Berkaca dari Sapri, Hipertensi dan Diabetes Picu Gagal Jantung

·Bacaan 2 menit

VIVA – Industri hiburan Tanah Air berduka, komedian yang akrab disapa Bang Sapri meninggal dunia pada Senin, 10 Mei 2021. Dua faktor utama pemicu penurunan kesadaran pada almarhum Sapri adalah penyakit komorbid hipertensi dan diabetes.

Dalam beberapa hari terakhir, Bang Sapri sempat dirawat di rumah sakit dan mengalami penurunan kesadaran. Menurut penuturan sang istri, Irma, Sapri tak sadarkan diri setelah kadar gula darahnya melonjak.

Rekan sesama komedian, Eko Patrio melalui kanal YouTube Paragram Official bercerita, dua pemicu kondisi Sapri adalah tidak stabilnya tekanan dan gula darah. Kedua kondisi itu, dituturkan Eko Patrio, sempat melonjak tinggi.

"Dari dokternya saya dapat info dia punya komorbid hipertensi, tapi komorbid kan penyakit penyerta, hipertensi, tadinya 175 jadi 125. Justru problem mendasarnya dari gulanya, dari 1100 sampe 300. Itu juga sudah bagus artinya sudah turun jauh," kata Eko Patrio.
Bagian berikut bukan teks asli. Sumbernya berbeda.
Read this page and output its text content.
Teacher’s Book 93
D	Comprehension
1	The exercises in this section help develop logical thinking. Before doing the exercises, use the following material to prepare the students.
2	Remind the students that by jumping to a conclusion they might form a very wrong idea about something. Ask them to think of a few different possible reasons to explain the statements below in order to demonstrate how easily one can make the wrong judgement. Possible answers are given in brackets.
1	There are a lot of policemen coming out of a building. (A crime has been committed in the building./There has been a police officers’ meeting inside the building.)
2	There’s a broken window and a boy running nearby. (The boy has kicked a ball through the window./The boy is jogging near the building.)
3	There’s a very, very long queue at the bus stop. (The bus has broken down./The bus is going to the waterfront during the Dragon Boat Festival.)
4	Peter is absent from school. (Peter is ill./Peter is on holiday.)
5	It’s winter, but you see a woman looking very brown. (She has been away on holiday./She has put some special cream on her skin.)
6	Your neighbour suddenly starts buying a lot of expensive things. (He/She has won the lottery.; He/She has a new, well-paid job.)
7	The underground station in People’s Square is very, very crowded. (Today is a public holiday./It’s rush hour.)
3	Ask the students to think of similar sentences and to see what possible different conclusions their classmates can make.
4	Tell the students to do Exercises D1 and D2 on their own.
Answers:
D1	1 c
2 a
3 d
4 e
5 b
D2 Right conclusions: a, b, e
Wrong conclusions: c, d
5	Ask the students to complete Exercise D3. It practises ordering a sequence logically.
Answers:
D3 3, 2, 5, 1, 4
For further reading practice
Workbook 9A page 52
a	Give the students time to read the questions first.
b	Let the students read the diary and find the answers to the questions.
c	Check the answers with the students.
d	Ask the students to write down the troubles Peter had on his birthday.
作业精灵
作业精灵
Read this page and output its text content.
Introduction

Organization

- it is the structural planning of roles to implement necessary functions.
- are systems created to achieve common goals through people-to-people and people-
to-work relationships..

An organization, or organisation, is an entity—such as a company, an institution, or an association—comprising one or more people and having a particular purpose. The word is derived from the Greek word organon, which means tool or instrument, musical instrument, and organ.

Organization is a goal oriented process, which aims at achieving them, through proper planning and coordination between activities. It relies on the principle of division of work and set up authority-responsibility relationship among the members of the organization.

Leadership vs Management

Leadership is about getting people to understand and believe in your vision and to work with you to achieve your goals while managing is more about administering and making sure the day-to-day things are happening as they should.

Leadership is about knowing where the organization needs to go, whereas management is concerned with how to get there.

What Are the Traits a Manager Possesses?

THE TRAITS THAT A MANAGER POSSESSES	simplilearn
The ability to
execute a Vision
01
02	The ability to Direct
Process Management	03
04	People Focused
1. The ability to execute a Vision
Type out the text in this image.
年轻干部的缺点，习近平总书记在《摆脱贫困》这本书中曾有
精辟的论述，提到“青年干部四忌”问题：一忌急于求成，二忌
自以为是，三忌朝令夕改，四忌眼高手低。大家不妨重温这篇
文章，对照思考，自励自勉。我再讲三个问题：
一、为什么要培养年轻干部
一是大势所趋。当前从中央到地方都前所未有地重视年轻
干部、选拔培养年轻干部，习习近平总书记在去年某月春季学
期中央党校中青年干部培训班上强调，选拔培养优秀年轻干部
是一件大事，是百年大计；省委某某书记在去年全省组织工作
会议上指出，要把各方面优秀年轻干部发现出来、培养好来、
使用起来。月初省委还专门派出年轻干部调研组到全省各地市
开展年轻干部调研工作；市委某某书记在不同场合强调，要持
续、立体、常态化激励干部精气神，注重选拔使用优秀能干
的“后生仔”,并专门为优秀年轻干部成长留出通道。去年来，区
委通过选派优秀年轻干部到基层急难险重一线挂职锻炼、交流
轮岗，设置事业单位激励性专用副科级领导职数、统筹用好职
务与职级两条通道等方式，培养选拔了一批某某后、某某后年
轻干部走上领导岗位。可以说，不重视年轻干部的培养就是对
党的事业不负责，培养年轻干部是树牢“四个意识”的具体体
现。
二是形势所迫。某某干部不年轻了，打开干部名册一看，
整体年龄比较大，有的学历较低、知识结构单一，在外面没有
Dokter Spesialis Jantung dan Pembuluh Darah Siloam Hospitals Kebon Jeruk Dokter Leonardo Paskah Suciadi, Sp.JP, FIHA, menyebut bahwa hipertensi dan diabetes menjadi faktor utama pemicu komplikasi pada jantung. Organ vital tersebut sangat membutuhkan kestabilan pada tekanan dan gula darah.

Pada kasus almarhum Sapri, kedua kondisi tersebut tak stabil sehingga berisiko menyerang organ jantungnya. Dituturkan Dokter Leonardo, saat tekanan dan gula darah melonjak tinggi, rentan memicu kondisi gagal jantung.

"Semakin banyak faktor risiko di atas yang dimiliki seseorang, semakin besar risiko untuk menderita gagal jantung," kata Leonardo dalam acara virtual digagas Siloam Hospital Kebon Jeruk, baru-baru ini.

Selain kedua faktor tersebut, bahaya obesitas juga turut disorot lantaran berisiko besar terhadap fungsi organ jantung. Serta, adanya faktor risiko penyakit jantung koroner atau serangan jantung sebelumnya.

"Karena sifatnya yang menahun dan progresif seiring waktu, penyakit gagal jantung membutuhkan identifikasi segera dan penanganan tepat sejak awal untuk mencapai hasil optimal," ujar dokter Leonardo.

Dokter Leonardo menyarankan agar masyarakat yang memiliki faktor risiko tersebut segera memeriksakan kondisi tubuhnya di Klinik Gagal Jantung. Dengan tim khusus yang berdedikasi di bidang penyakit jantung ini, diharapkan informasi dan edukasi bisa didapatkan secara maksimal untuk deteksi dini. Selain itu, pelayanan multidisiplin subspesialisasi diperlukan pada kasus gagal jantung lanjut karena kompleksitas kasus menuntut pelayanan terapi secara komprehensif.

"Berdasarkan data penelitian kami dalam kurun waktu 2019-2020, sekitar 3 persen pasien gagal jantung meninggal selama perawatan di rumah sakit dan sekitar 22,5 persen pasien lainnya meninggal dalam waktu 6 bulan setelah pulang rawat," ucapnya.